Having taken graphics courses and done ray tracing, I saw the limitations of this a long way off. Even in ray tracing you really have to use an octree, otherwise a scene with 10,000 triangles takes 10 times longer to render than a scene with 1,000 triangles because it has to check every ray against every triangle.
However, that doesn't mean that a scene has to be static. You can have objects moving around, it just means that the tree can become unbalanced and start to slow down. Alternately, you can rebuild the tree every time you're going to re-render, sorting millions of objects in 3D space. This can be done dozens of times on a GPU for fairly simple scenes (read: dozens of frames per second). However, I don't think that would play too nicely with the sort of MegaTexture voxel equivalent they're talking about, gigabytes of voxel octrees stored and streamed as needed. Certainly, for optical media like on consoles this would be a no-go (though with any luck, by the time voxel octrees are viable, even consoles will use hard drives to store all game data).
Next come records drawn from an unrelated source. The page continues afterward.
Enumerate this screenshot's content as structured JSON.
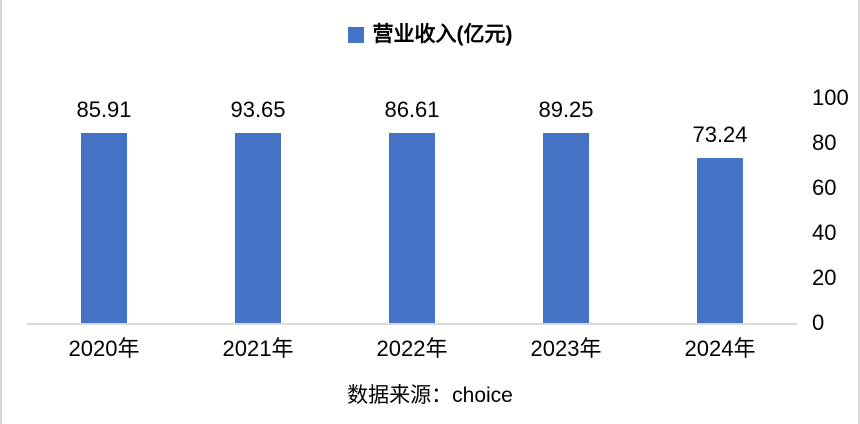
{
  "chart_data": {
    "type": "bar",
    "categories": [
      "2020年",
      "2021年",
      "2022年",
      "2023年",
      "2024年"
    ],
    "values": [
      85.91,
      93.65,
      86.61,
      89.25,
      73.24
    ],
    "value_labels": [
      "85.91",
      "93.65",
      "86.61",
      "89.25",
      "73.24"
    ],
    "title": "",
    "xlabel": "",
    "ylabel": "",
    "ylim": [
      0,
      100
    ],
    "yticks": [
      0,
      20,
      40,
      60,
      80,
      100
    ],
    "y_axis_side": "right",
    "grid": false,
    "legend_position": "top-center",
    "legend_entries": [
      "营业收入(亿元)"
    ],
    "bar_color": "#4472C4",
    "axis_line_color": "#D9D9D9"
  },
  "legend": {
    "label": "营业收入(亿元)"
  },
  "source_note": "数据来源：choice"
}
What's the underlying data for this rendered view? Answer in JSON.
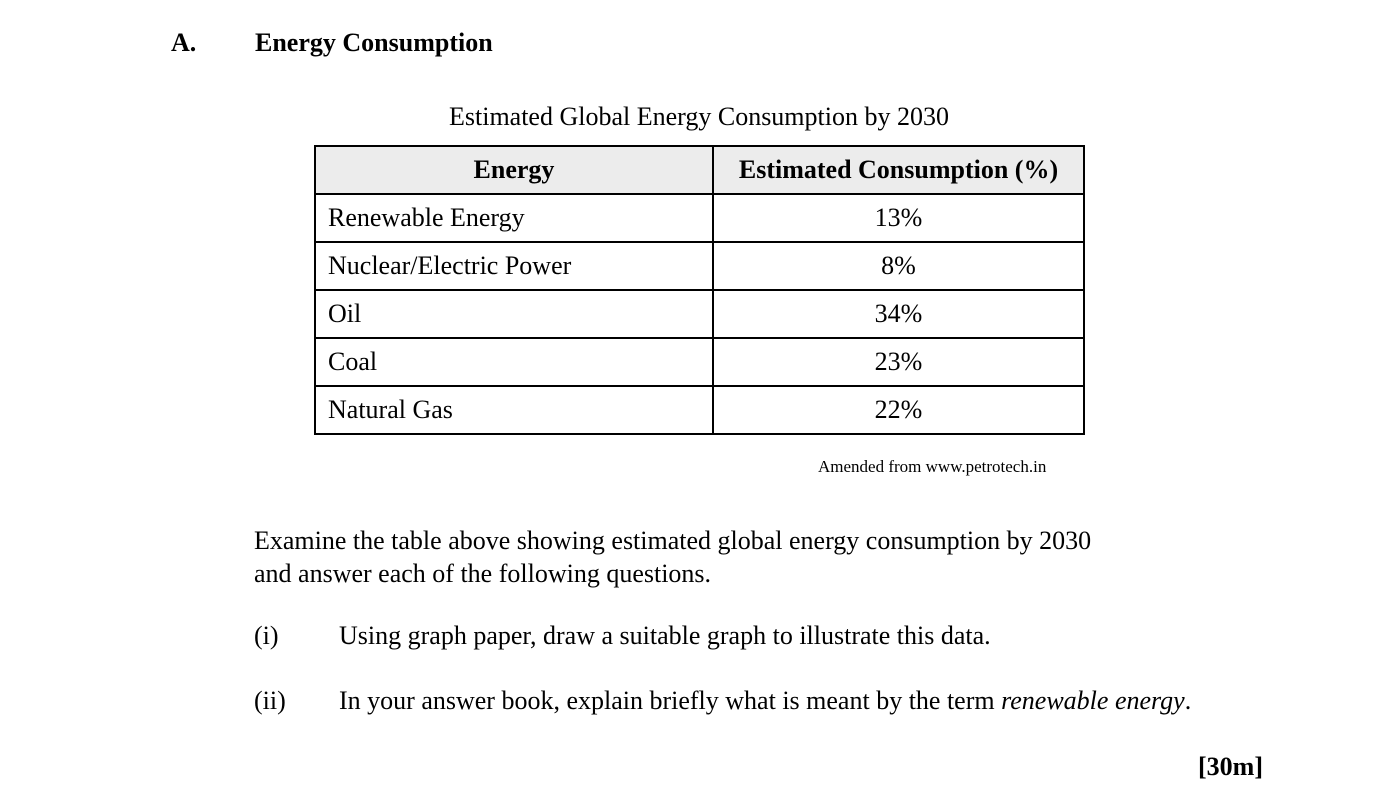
{
  "section": {
    "letter": "A.",
    "title": "Energy Consumption"
  },
  "table": {
    "caption": "Estimated Global Energy Consumption by 2030",
    "headers": [
      "Energy",
      "Estimated Consumption (%)"
    ],
    "rows": [
      {
        "energy": "Renewable Energy",
        "consumption": "13%"
      },
      {
        "energy": "Nuclear/Electric Power",
        "consumption": "8%"
      },
      {
        "energy": "Oil",
        "consumption": "34%"
      },
      {
        "energy": "Coal",
        "consumption": "23%"
      },
      {
        "energy": "Natural Gas",
        "consumption": "22%"
      }
    ],
    "source": "Amended from www.petrotech.in"
  },
  "instructions": {
    "intro_line1": "Examine the table above showing estimated global energy consumption by 2030",
    "intro_line2": "and answer each of the following questions."
  },
  "questions": [
    {
      "number": "(i)",
      "text": "Using graph paper, draw a suitable graph to illustrate this data."
    },
    {
      "number": "(ii)",
      "text_before": "In your answer book, explain briefly what is meant by the term ",
      "text_emphasis": "renewable energy",
      "text_after": "."
    }
  ],
  "marks": "[30m]"
}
I think the idea is very cool, and certainly a fun mental puzzle, but at the expense of saying something which will make me look stubborn and short-sighted 10 years from now, I can't see how it's a real improvement over what we have today. Triangle rastarization is fast. If this sort of voxel ray casting doesn't give us improved interactivity and destructability, and it doesn't do the secondary ray casting of ray tracing to yield better effects, I don't see why it's an appealing alternative in the slightest. Perhaps if they used voxels to simulate object and environment destruction, and made triangle meshes on the fly to cover the newly created surfaces, they could be useful for something. Or maybe I'm just missing the whole point of this rendering approach.